Shoppers Drug Mart in Osborne Village: Be careful what you wish for

Shoppers Drug Mart in Osborne Village is expanding, crowding out its neighbours, a Vietnamese restaurant and a popular video rental store. The expansion will turn the entire ground floor of the new building into a pharmacy. Some cosmetic touches planned for the front of the building will fail to conceal the fact that three separate businesses at street level will be replaced by one.

In other words, diversity at street level will be replaced by uniformity. That’s what Jane Jacobs – a Torontonian who set the world of city planning on its ear – would be saying if she were still with us. In her classic Death and Life of Great American Cities, she argued…

…that the unique virtue of cities, and the singular secret of successful city neighbourhoods, was diversity. What makes cities and neighbourhoods great, she said, was that many people gathered in the same places for many different reasons.

This gathering of many people, on the street, in parks, in public squares or buildings, made these places lively and interesting. Liveliness in itself attracted still more people, who came to watch other people or be seen. We can see for ourselves how her theories come to life any evening in the spring or summer on the streets of Corydon Village and Osborne Village.

However, Jacobs – a believer in capitialism who didn’t wear rose-coloured glasses – saw a problem: A conflict between diversity and the automatic workings of free markets. Diversity attracts people while markets seek profit. On any diverse street, there are bound to be some businesses that are more profitable than others. Entrepreneurs understand that diverse, crowded streets offer opportunities to do business, and, as wise investors, they seek to invest in the most profitable opportunities.

As a result, lower-profit businesses tend to be bought out and replaced by higher-profit enterprises. The result is a paradox: The very diversity that made the street a good place to do business in the first place is crowded out by the pursuit of those business opportunities. As more profitable businesses buy out less profitable ones, diversity fades into uniformity and the street loses its attractiveness . That’s exactly what’s happening on Osborne Street.

By deciding in favour of the Shoppers expansion, the Board of Adjustment has agreed to the death of street-level diversity in part of Osborne Village. If this decision becomes a precedent for future decisions, it will herald the slow death of  the diverse Osborne Village we know – and perhaps after that Corydon Village. If the pedestrian traffic on Osborne is driven away by what Jacobs called the destruction of diversity, the management of Shoppers’ Drug Mart may yet have reason to wish that the Board of Adjustment had not been so pliable.

4 responses to “Shoppers Drug Mart in Osborne Village: Be careful what you wish for

  1. Thanks for this post. I hope we can fight to preserve the diversity of our neighbourhood…and in Jane Jacob’s style launch a “Committee Against the Expansion of Shoppers Drug Mart in Osborne Village”.
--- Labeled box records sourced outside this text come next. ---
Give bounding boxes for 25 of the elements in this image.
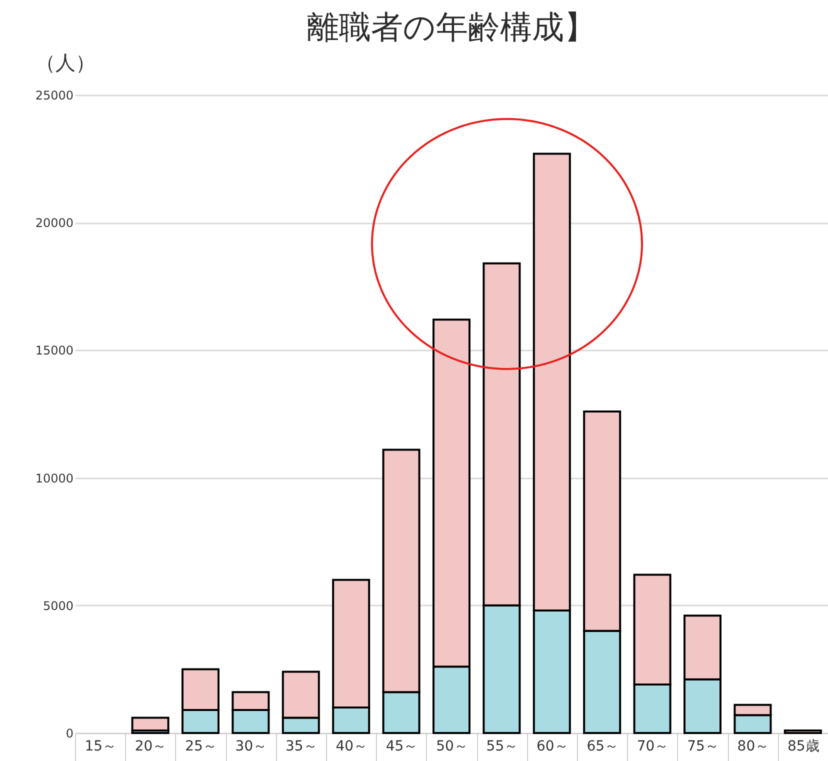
bar [784, 729, 822, 734]
x-tick-label: 15～ [84, 738, 117, 754]
x-tick-label: 45～ [386, 738, 418, 754]
y-axis-title: （人） [36, 50, 96, 74]
y-tick-label: 25000 [35, 88, 74, 102]
x-tick-label: 20～ [134, 738, 167, 754]
x-tick-label: 85歳 [787, 738, 820, 754]
x-tick-label: 55～ [486, 738, 518, 754]
x-tick-label: 30～ [235, 738, 268, 754]
y-tick-label: 15000 [35, 344, 74, 358]
bar [131, 716, 170, 732]
x-tick-label: 35～ [285, 738, 318, 754]
y-tick-label: 5000 [42, 598, 74, 613]
x-tick-label: 25～ [185, 738, 217, 754]
y-tick-label: 10000 [35, 471, 74, 486]
x-tick-label: 80～ [737, 738, 770, 754]
x-tick-label: 75～ [687, 738, 719, 754]
x-tick-label: 40～ [336, 738, 368, 754]
chart-title: 離職者の年齢構成】 [307, 8, 596, 46]
y-tick-label: 0 [66, 726, 74, 740]
y-tick-label: 20000 [35, 216, 74, 230]
x-tick-label: 65～ [586, 738, 619, 754]
x-tick-label: 50～ [436, 738, 468, 754]
x-tick-label: 60～ [536, 738, 568, 754]
x-tick-label: 70～ [636, 738, 669, 754]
  2. Great point, its not surprising Shoppers wants to expand into such a great neighbourhood. It fits their business plan. But the role of the Board should have been to make companies fit the needs of the neighbourhood, not to make neighbourhoods that fit the needs of corporations. I wrote a report back from the hearing you may be interested in also:

    http://mudandwater.org/2011/12/22/boycott-shoppers-drug-mart-save-osborne-village/

  3. Pingback: Boycott Shoppers Drug Mart, Save Osborne Village | mudandwaterdotorg

  4. So strange. Osborne, Corydon, the Exchange, and (maybe) the forks are the 4 places I would even suggest going in Winnipeg. The “Downtown Entertainment District” that the city / True North want so bad isn’t happening. You can police the bums out, but you can’t make people interested in 2 buildings. It takes diversity in people and businesses to do that. Oh well, wash it all over with big chains so there our whole city is one giant drive-in strip mall. Then, finally we will have achieved our goal of being like every other big city. Hail profit.